L’ultimo rapporto dell’Istat sul commercio al dettaglio di maggio, pubblicato ieri, evidenzia un fenomeno interessante. Le vendite di beni alimentari in volume a maggio sono diminuite del 3,8% rispetto all’anno scorso mentre in valore sono salite del 7,7%. Nei primi cinque mesi dell’anno i volumi sono scesi del 4,7% rispetto al periodo corrispondente del 2022 mentre in valore sono aumentati del 7,3%. Significa che gli italiani comprano meno cibo di quanto non facessero dodici mesi fa. I prezzi degli alimentari a giugno erano ancora in salita dell’11% rispetto al 2022 con un’inflazione acquisita del 9,8% per il 2023. Questo si cumula con l’incremento (+8,8%) dei prezzi alimentari nel 2022. Sono dati coerenti con quanto osservato, per esempio, in Francia dove i volumi sono crollati a fronte di un rincaro dei prezzi.
Gli italiani mangiano di meno o sprecano di meno: in ogni caso quando vanno al supermercato comprano quantità di cibo inferiori al 2022. È un dato che dovrebbe preoccupare qualsiasi Governo perché l’aggregato nasconde famiglie che non hanno modificato in alcun modo i propri acquisti, tendenzialmente le fasce di reddito medie e alte, e altre invece che hanno dovuto fare scelte più drastiche. Finora, inoltre, visto l’andamento di quello che non è alimentare, gli italiani sembrano aver sacrificato gli alimentari a discapito del resto.
L’industria alimentare è energivora: dalla catena del freddo, passando per gli imballaggi e la trasformazione, fino alla logistica che fa arrivare l’alimentare sotto casa da centinaia o migliaia di chilometri di distanza. Questo spiega l’inflazione vista nel 2022 e negli ultimi mesi, perché i prezzi dell’elettricità e del gas sono tre volte quelli del 2021; prima delle sanzioni. Non è chiaro quanto siano ulteriormente comprimibili gli acquisti degli italiani e quanto siano disposti a fare compromessi sulla qualità. Non è chiaro nemmeno quali possano essere gli effetti sui beni non alimentari se arrivasse un rallentamento o una crisi economica vista la compressione già avvenuta sui beni meno discrezionali.
È più semplice invece chiedersi cosa possa succedere se i prezzi dell’energia dovessero di nuovo salire e se si interrompessero le catene che legano i Paesi consumatori a quelli produttori. Se i prezzi del gas e dell’elettricità tornassero a salire si scaricherebbero di nuovo sul settore alimentare e questo aprirebbe un problema economico e un altro sociale perché più si scende nelle fasce di reddito, più gli alimentari occupano una quota maggiore dei salari.
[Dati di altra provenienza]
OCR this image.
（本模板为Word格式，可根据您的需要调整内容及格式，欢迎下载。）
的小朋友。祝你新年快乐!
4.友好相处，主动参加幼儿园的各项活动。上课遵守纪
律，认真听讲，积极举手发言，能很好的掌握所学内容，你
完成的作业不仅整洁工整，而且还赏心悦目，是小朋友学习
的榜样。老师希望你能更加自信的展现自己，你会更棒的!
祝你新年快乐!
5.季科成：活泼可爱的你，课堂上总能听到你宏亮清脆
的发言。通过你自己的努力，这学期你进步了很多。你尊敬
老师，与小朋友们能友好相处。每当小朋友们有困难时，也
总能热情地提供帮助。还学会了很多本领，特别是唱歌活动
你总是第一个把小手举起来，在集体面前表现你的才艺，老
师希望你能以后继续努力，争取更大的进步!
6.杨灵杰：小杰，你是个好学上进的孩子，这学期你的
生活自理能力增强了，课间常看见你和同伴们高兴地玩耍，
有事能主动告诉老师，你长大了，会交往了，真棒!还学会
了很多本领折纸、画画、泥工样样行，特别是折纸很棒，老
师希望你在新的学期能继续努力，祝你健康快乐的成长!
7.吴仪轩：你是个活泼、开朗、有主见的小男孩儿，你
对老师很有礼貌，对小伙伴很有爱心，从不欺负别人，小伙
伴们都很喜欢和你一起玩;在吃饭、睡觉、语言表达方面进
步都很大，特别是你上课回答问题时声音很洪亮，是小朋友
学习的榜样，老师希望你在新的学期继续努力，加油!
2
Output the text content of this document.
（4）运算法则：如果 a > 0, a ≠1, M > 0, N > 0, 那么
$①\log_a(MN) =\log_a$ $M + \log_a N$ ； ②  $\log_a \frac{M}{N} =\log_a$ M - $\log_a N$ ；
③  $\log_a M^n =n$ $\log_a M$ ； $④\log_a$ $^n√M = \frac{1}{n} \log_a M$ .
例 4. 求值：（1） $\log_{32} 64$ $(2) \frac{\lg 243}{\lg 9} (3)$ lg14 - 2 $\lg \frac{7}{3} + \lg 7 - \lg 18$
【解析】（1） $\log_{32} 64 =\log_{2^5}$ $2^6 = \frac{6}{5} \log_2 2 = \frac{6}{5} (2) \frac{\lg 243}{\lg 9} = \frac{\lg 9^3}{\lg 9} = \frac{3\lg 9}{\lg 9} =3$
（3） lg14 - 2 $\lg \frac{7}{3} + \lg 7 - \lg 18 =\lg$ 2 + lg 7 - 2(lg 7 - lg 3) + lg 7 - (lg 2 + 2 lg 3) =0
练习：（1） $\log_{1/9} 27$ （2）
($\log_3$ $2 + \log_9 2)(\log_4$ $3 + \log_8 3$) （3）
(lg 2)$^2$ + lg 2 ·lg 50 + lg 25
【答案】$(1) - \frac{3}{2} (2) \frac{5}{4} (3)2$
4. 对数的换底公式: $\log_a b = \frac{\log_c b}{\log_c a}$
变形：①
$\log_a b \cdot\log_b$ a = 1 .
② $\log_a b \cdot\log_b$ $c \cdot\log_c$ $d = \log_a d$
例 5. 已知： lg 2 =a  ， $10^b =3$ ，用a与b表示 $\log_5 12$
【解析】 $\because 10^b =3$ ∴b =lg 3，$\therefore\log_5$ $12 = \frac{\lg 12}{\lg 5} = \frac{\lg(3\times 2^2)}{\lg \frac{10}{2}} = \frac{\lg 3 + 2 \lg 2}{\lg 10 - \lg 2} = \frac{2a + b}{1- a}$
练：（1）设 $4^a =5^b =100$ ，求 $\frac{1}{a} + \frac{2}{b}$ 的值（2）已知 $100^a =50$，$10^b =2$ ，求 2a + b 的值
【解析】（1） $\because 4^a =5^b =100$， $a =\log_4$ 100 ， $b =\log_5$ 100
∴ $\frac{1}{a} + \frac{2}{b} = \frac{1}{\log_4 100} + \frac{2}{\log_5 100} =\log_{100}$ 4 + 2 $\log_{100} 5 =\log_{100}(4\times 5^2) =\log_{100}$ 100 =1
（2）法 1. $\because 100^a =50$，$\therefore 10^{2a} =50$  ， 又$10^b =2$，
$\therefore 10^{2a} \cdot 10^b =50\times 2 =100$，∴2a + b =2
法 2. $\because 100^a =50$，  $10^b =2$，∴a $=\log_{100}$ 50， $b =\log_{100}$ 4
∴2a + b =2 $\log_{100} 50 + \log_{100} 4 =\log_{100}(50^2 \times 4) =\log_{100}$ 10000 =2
L’energia, il gas e la benzina che alimentano l’inflazione alimentare sono gli stessi che fanno andare gli skilift, permettono i viaggi aerei e le gite fuori porta. In uno scenario di energia economica e abbondante non ci sono problemi, in uno di energia costosa e scarsa bisogna decidere a chi far decidere le allocazioni: se al mercato tramite i prezzi o se ai Governi tramite i limiti agli acquisti. Le ipotesi che abbiamo sentito negli ultimi giorni fanno propendere per la seconda ipotesi. I piani del Governo per “l’energia e il clima” che puntano alla settima corta lavorativa e allo smart working sono coerenti con una riduzione, per ora senza coercizione, di alcuni consumi. Gli obiettivi di riduzione del parco auto di Milano annunciati dal suo Sindaco due giorni fa, portando a esempio l’area B, con tutte le sue contraddizioni, sono un altro indizio. In questo secondo caso per chi ha le possibilità economiche per comprare un’automobile nuova non è cambiato niente, per gli altri molto.
Se la crisi energetica non viene risolta o se la sua “soluzione” assume un lungo periodo di scarsità prima che il paradiso green venga raggiunto si aprono problemi sociali, la fame, che l’Occidente dà per scontato da qualche decennio di aver risolto. Per far tornare l’equazione, con un risultato in cui nessuno fa la fame, il rischio è che i limiti ai consumi più discrezionali, ovviamente per il bene dell’ambiente, diventino qualcosa di più di una libera proposta.